In response to a congressional request, GAO reviewed allegations that the Department of Veterans Affairs (VA) altered the design of a patient mortality study to obtain more favorable results, focusing on: (1) whether the Chief Medical Director or any other VA official attempted to give the appearance that VA had fewer quality assurance problems at its medical centers than actually existed; and (2) the decision to use a 99-percent confidence level to calculate summary hospital mortality data.

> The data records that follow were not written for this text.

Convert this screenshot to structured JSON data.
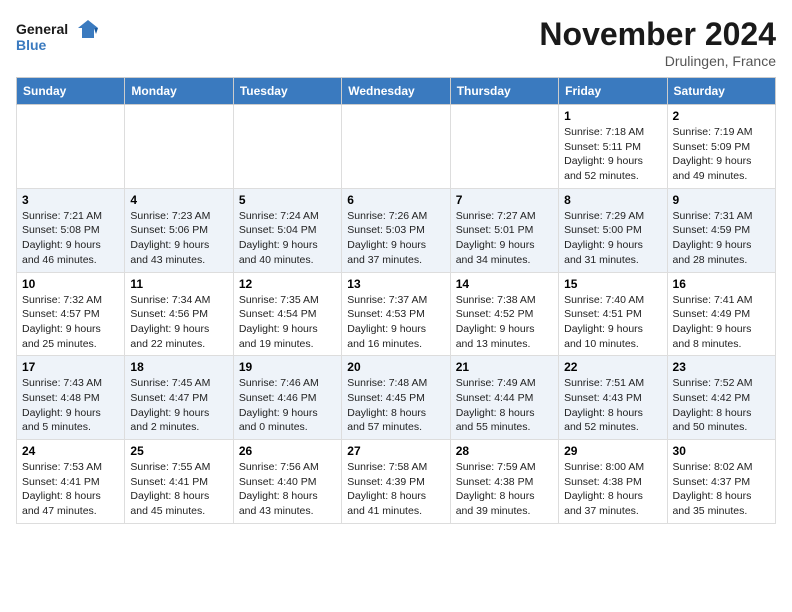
{
  "header": {
    "logo_line1": "General",
    "logo_line2": "Blue",
    "month_title": "November 2024",
    "location": "Drulingen, France"
  },
  "columns": [
    "Sunday",
    "Monday",
    "Tuesday",
    "Wednesday",
    "Thursday",
    "Friday",
    "Saturday"
  ],
  "weeks": [
    [
      {
        "day": "",
        "info": ""
      },
      {
        "day": "",
        "info": ""
      },
      {
        "day": "",
        "info": ""
      },
      {
        "day": "",
        "info": ""
      },
      {
        "day": "",
        "info": ""
      },
      {
        "day": "1",
        "info": "Sunrise: 7:18 AM\nSunset: 5:11 PM\nDaylight: 9 hours\nand 52 minutes."
      },
      {
        "day": "2",
        "info": "Sunrise: 7:19 AM\nSunset: 5:09 PM\nDaylight: 9 hours\nand 49 minutes."
      }
    ],
    [
      {
        "day": "3",
        "info": "Sunrise: 7:21 AM\nSunset: 5:08 PM\nDaylight: 9 hours\nand 46 minutes."
      },
      {
        "day": "4",
        "info": "Sunrise: 7:23 AM\nSunset: 5:06 PM\nDaylight: 9 hours\nand 43 minutes."
      },
      {
        "day": "5",
        "info": "Sunrise: 7:24 AM\nSunset: 5:04 PM\nDaylight: 9 hours\nand 40 minutes."
      },
      {
        "day": "6",
        "info": "Sunrise: 7:26 AM\nSunset: 5:03 PM\nDaylight: 9 hours\nand 37 minutes."
      },
      {
        "day": "7",
        "info": "Sunrise: 7:27 AM\nSunset: 5:01 PM\nDaylight: 9 hours\nand 34 minutes."
      },
      {
        "day": "8",
        "info": "Sunrise: 7:29 AM\nSunset: 5:00 PM\nDaylight: 9 hours\nand 31 minutes."
      },
      {
        "day": "9",
        "info": "Sunrise: 7:31 AM\nSunset: 4:59 PM\nDaylight: 9 hours\nand 28 minutes."
      }
    ],
    [
      {
        "day": "10",
        "info": "Sunrise: 7:32 AM\nSunset: 4:57 PM\nDaylight: 9 hours\nand 25 minutes."
      },
      {
        "day": "11",
        "info": "Sunrise: 7:34 AM\nSunset: 4:56 PM\nDaylight: 9 hours\nand 22 minutes."
      },
      {
        "day": "12",
        "info": "Sunrise: 7:35 AM\nSunset: 4:54 PM\nDaylight: 9 hours\nand 19 minutes."
      },
      {
        "day": "13",
        "info": "Sunrise: 7:37 AM\nSunset: 4:53 PM\nDaylight: 9 hours\nand 16 minutes."
      },
      {
        "day": "14",
        "info": "Sunrise: 7:38 AM\nSunset: 4:52 PM\nDaylight: 9 hours\nand 13 minutes."
      },
      {
        "day": "15",
        "info": "Sunrise: 7:40 AM\nSunset: 4:51 PM\nDaylight: 9 hours\nand 10 minutes."
      },
      {
        "day": "16",
        "info": "Sunrise: 7:41 AM\nSunset: 4:49 PM\nDaylight: 9 hours\nand 8 minutes."
      }
    ],
    [
      {
        "day": "17",
        "info": "Sunrise: 7:43 AM\nSunset: 4:48 PM\nDaylight: 9 hours\nand 5 minutes."
      },
      {
        "day": "18",
        "info": "Sunrise: 7:45 AM\nSunset: 4:47 PM\nDaylight: 9 hours\nand 2 minutes."
      },
      {
        "day": "19",
        "info": "Sunrise: 7:46 AM\nSunset: 4:46 PM\nDaylight: 9 hours\nand 0 minutes."
      },
      {
        "day": "20",
        "info": "Sunrise: 7:48 AM\nSunset: 4:45 PM\nDaylight: 8 hours\nand 57 minutes."
      },
      {
        "day": "21",
        "info": "Sunrise: 7:49 AM\nSunset: 4:44 PM\nDaylight: 8 hours\nand 55 minutes."
      },
      {
        "day": "22",
        "info": "Sunrise: 7:51 AM\nSunset: 4:43 PM\nDaylight: 8 hours\nand 52 minutes."
      },
      {
        "day": "23",
        "info": "Sunrise: 7:52 AM\nSunset: 4:42 PM\nDaylight: 8 hours\nand 50 minutes."
      }
    ],
    [
      {
        "day": "24",
        "info": "Sunrise: 7:53 AM\nSunset: 4:41 PM\nDaylight: 8 hours\nand 47 minutes."
      },
      {
        "day": "25",
        "info": "Sunrise: 7:55 AM\nSunset: 4:41 PM\nDaylight: 8 hours\nand 45 minutes."
      },
      {
        "day": "26",
        "info": "Sunrise: 7:56 AM\nSunset: 4:40 PM\nDaylight: 8 hours\nand 43 minutes."
      },
      {
        "day": "27",
        "info": "Sunrise: 7:58 AM\nSunset: 4:39 PM\nDaylight: 8 hours\nand 41 minutes."
      },
      {
        "day": "28",
        "info": "Sunrise: 7:59 AM\nSunset: 4:38 PM\nDaylight: 8 hours\nand 39 minutes."
      },
      {
        "day": "29",
        "info": "Sunrise: 8:00 AM\nSunset: 4:38 PM\nDaylight: 8 hours\nand 37 minutes."
      },
      {
        "day": "30",
        "info": "Sunrise: 8:02 AM\nSunset: 4:37 PM\nDaylight: 8 hours\nand 35 minutes."
      }
    ]
  ]
}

GAO found that: (1) neither the Chief Medical Director nor any other VA official inappropriately attempted to give the appearance that VA had fewer hospitals with higher-than-expected mortality rates than it did; (2) the Chief Medical Director initially decided to use a methodology that the Health Care Financing Administration (HCFA) used to determine mortality rates for Medicare patients in private-sector hospitals in order to obtain comparative mortality data; (3) the VA Office of Quality Assurance found that because of the differences in the databases and statistical tests used, it could not make any direct comparisons between the VA and HCFA mortality study results; (4) the Chief Medical Director's staff interpreted the Chief's insistence on using the HCFA methodology as instructions to alter the VA mortality study so that the results were similar to the HCFA study; and (5) although VA used both the 95- and 99-percent levels in its mortality study, a VA research specialist chose the 99-percent confidence level because it increased VA confidence that the hospitals identified had differences between the observed and expected mortality rates that VA considered meaningful.